As a country with an exceptionally high rate of gender-based violence, South Africa has to take active steps to protect women. Safer and healthier access to municipal services is one way of doing that. This requires prioritising womens’ needs when planning to install such services. More public lighting, taps and toilets, and installing services closer to homes are practical steps that directly affect the wellbeing of women.
An estimated 40% of municipal services in shack settlements are provided through contractors, which the municipalities appoint through a procurement process. The tender specifications for these contracts determine the type and location of services delivered, and residents are rarely included in this process. The government is notoriously weak at monitoring service providers and residents pay the price. “Our safety should not be affected by procurement backlogs where we end up having toilets not being cleaned for some months,” said one resident. “There must be a plan to clean toilets from January till the end of the year.”

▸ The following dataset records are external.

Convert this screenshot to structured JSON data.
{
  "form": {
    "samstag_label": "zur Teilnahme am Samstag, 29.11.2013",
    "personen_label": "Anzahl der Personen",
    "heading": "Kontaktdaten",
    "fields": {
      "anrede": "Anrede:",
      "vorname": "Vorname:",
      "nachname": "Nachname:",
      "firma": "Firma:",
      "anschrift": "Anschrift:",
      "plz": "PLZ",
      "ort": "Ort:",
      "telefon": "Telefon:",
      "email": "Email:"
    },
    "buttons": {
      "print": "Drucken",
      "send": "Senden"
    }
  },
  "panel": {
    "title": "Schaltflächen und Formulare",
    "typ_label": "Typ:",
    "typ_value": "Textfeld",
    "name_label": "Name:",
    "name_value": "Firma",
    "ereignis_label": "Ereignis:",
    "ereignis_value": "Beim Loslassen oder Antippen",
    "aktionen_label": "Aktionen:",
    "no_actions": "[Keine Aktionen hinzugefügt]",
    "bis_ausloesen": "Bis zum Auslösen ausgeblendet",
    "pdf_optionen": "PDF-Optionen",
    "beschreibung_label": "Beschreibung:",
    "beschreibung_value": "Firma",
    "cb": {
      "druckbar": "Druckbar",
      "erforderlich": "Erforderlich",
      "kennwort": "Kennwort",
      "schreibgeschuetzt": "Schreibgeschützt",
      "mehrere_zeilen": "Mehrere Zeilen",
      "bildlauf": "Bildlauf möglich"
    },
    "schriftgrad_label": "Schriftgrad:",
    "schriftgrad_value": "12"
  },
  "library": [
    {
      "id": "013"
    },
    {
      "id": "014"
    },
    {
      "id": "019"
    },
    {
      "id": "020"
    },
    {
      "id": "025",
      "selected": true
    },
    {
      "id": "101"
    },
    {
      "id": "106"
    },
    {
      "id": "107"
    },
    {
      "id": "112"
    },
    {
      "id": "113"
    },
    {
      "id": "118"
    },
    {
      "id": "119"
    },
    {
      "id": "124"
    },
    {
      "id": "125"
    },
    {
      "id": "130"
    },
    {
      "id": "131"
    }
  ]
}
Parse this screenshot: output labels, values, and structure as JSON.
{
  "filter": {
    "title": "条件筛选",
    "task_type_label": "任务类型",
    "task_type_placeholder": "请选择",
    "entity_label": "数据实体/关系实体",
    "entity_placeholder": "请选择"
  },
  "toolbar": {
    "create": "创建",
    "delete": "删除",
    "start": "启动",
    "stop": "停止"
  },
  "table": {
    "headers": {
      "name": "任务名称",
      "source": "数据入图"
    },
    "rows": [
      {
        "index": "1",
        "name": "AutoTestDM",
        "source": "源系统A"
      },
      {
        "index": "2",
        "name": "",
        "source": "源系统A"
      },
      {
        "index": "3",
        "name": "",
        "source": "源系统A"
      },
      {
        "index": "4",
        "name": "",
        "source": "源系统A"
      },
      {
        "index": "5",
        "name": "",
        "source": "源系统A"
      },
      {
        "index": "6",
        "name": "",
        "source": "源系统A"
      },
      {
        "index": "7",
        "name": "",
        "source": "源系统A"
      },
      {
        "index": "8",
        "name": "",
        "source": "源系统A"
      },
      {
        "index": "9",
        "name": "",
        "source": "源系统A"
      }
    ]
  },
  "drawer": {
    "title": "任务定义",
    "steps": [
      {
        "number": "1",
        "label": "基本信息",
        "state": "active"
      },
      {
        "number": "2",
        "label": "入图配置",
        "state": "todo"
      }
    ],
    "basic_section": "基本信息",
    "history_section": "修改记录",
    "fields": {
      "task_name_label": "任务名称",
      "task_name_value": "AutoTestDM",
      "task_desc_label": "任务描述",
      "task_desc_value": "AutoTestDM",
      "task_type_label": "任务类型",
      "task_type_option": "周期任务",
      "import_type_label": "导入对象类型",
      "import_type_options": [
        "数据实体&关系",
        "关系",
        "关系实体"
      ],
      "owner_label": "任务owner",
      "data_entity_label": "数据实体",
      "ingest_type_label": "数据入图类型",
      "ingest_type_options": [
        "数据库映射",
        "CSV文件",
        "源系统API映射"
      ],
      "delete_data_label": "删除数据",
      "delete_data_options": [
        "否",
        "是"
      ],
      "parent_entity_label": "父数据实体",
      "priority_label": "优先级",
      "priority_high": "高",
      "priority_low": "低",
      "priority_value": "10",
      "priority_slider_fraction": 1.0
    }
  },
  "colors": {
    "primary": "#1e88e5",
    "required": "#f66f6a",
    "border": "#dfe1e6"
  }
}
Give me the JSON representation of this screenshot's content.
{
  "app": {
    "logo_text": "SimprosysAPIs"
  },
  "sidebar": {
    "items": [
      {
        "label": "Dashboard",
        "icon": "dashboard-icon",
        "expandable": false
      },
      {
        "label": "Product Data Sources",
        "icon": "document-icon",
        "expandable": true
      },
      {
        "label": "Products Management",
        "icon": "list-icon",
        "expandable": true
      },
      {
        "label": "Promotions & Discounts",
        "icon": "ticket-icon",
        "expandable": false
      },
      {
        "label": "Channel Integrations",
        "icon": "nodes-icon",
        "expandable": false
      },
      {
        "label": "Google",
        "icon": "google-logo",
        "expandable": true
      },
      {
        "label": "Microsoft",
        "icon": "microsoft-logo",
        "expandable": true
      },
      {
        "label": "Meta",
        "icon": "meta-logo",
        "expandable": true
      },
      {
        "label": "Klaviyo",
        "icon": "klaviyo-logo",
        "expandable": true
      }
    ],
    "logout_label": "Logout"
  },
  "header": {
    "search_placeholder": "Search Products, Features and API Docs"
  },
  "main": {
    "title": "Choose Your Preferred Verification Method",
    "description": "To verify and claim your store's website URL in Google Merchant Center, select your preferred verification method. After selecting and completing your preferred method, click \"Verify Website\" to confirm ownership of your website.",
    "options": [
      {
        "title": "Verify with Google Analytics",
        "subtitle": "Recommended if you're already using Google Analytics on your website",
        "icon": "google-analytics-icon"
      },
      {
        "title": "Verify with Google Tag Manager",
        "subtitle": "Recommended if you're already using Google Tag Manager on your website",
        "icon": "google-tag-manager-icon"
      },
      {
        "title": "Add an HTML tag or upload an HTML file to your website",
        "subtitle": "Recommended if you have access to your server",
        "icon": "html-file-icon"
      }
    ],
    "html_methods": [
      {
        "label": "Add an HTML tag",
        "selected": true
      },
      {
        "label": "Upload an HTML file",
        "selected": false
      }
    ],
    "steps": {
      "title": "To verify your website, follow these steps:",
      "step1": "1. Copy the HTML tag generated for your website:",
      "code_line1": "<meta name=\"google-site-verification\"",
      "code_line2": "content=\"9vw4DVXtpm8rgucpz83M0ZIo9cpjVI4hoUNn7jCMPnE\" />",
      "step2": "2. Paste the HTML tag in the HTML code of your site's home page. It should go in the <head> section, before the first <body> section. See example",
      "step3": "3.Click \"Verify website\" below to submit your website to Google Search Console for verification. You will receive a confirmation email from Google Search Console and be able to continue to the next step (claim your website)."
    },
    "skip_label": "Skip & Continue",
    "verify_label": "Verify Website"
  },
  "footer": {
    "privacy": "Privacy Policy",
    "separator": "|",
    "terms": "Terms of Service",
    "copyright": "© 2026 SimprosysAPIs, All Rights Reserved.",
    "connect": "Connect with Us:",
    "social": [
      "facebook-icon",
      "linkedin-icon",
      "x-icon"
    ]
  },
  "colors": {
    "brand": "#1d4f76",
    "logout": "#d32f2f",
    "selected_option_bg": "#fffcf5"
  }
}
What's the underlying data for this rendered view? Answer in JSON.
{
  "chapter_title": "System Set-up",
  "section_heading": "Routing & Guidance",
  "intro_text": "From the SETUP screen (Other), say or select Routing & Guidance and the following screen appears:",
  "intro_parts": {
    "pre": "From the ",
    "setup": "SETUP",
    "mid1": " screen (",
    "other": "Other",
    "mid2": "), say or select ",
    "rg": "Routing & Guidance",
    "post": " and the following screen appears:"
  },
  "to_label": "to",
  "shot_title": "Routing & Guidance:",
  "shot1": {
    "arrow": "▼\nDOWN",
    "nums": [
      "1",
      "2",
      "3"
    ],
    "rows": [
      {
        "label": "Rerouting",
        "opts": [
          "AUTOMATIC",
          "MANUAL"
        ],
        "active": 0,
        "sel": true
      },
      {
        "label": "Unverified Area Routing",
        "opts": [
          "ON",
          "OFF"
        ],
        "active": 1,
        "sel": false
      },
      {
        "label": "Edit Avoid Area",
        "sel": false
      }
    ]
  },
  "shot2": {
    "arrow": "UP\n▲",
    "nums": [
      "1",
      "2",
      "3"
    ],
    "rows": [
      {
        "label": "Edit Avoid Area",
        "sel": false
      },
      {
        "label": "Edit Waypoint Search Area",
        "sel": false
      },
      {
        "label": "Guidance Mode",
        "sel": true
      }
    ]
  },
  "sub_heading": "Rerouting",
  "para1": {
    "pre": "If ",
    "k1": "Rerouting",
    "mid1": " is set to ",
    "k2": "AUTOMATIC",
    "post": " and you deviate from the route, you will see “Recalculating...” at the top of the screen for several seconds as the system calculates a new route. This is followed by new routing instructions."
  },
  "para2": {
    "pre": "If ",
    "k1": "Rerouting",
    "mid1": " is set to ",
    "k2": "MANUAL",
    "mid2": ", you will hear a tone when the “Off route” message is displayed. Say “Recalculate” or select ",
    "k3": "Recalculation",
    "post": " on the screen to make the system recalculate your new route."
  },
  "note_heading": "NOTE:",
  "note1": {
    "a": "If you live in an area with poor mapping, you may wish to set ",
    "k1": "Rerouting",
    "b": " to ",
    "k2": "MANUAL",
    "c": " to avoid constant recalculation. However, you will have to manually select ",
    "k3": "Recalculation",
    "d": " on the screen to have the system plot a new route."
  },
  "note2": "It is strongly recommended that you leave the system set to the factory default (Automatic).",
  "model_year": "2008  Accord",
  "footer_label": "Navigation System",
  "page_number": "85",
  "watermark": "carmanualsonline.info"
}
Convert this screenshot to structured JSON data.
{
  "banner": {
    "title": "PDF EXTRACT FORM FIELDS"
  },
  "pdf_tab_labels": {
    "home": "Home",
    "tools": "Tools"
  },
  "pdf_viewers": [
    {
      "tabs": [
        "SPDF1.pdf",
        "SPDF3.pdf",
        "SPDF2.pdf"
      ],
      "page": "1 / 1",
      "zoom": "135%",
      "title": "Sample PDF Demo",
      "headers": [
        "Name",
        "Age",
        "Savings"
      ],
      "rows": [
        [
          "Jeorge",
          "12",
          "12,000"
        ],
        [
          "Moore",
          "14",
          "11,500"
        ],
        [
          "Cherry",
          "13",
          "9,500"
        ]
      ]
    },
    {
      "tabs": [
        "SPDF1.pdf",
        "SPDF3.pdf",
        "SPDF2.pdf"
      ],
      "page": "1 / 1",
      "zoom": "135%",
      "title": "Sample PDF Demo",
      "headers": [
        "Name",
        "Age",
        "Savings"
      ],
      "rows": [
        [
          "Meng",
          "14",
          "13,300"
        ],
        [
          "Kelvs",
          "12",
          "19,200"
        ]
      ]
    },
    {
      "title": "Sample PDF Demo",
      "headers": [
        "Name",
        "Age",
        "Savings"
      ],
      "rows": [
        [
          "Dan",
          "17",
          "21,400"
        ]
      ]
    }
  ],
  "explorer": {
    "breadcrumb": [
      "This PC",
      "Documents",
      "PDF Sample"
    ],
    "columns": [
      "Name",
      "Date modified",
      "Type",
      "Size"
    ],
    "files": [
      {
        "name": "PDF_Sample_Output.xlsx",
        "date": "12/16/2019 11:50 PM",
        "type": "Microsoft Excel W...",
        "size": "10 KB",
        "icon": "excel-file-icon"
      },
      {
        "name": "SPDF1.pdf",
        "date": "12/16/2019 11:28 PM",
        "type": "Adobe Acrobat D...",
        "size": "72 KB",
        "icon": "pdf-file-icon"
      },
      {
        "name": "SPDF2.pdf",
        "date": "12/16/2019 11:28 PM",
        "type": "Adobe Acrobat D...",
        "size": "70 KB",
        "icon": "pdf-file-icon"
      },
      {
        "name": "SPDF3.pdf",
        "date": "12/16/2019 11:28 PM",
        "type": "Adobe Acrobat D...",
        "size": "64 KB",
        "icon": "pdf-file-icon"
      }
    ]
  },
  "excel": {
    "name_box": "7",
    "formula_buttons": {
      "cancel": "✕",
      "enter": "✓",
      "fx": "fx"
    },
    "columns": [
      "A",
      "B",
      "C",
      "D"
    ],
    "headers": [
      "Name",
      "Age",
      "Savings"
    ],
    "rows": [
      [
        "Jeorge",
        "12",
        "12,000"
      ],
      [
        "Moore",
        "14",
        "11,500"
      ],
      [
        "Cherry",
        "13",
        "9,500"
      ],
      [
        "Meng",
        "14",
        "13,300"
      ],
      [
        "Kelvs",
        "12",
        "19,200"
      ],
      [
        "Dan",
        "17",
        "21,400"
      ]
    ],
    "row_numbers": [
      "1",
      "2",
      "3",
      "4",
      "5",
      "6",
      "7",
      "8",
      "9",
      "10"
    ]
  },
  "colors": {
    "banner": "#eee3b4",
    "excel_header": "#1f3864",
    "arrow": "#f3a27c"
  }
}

The government typically focuses on women-owned businesses when promoting gender-inclusive procurement. Far less emphasis is placed on creating procurement processes that include the voices and needs of the women who will use these services. The benefits of consulting these women would be far-reaching, because shack settlements designed for women are safer and healthier for all residents.
Voices drowned out
The national government’s shack settlement upgrading policy recognises the need for community participation, but it is largely gender-blind. It does not consider that such settlements are spaces where male voices typically dominate. This bias is clear during community engagements, where men assume positions of authority and become the voice for all. This can be disempowering for women and lead to outcomes that do not respond to their priorities.
The government can enable women by thoughtfully and intentionally including them in the design and planning of shack settlements. This would strengthen women’s agency and could address some of the gender inequalities linked to urban poverty.
Gender-inclusion should not be an add-on to existing practice, it should be central to it. The government can begin taking steps toward gender-inclusive policies and budgets by speaking to women in shack settlements or the participants in initiatives such as Asivikelane.
Data show that women want to engage with the government on these decisions: close to 70% of residents who participate in Asivikelane are women. They are active in pursuing their right to safe, reliable services for the community and they want to play a role in improving their living conditions. But they need the government to do its part. As one resident implored, “We are also people and we deserve to live in clean and safe areas.”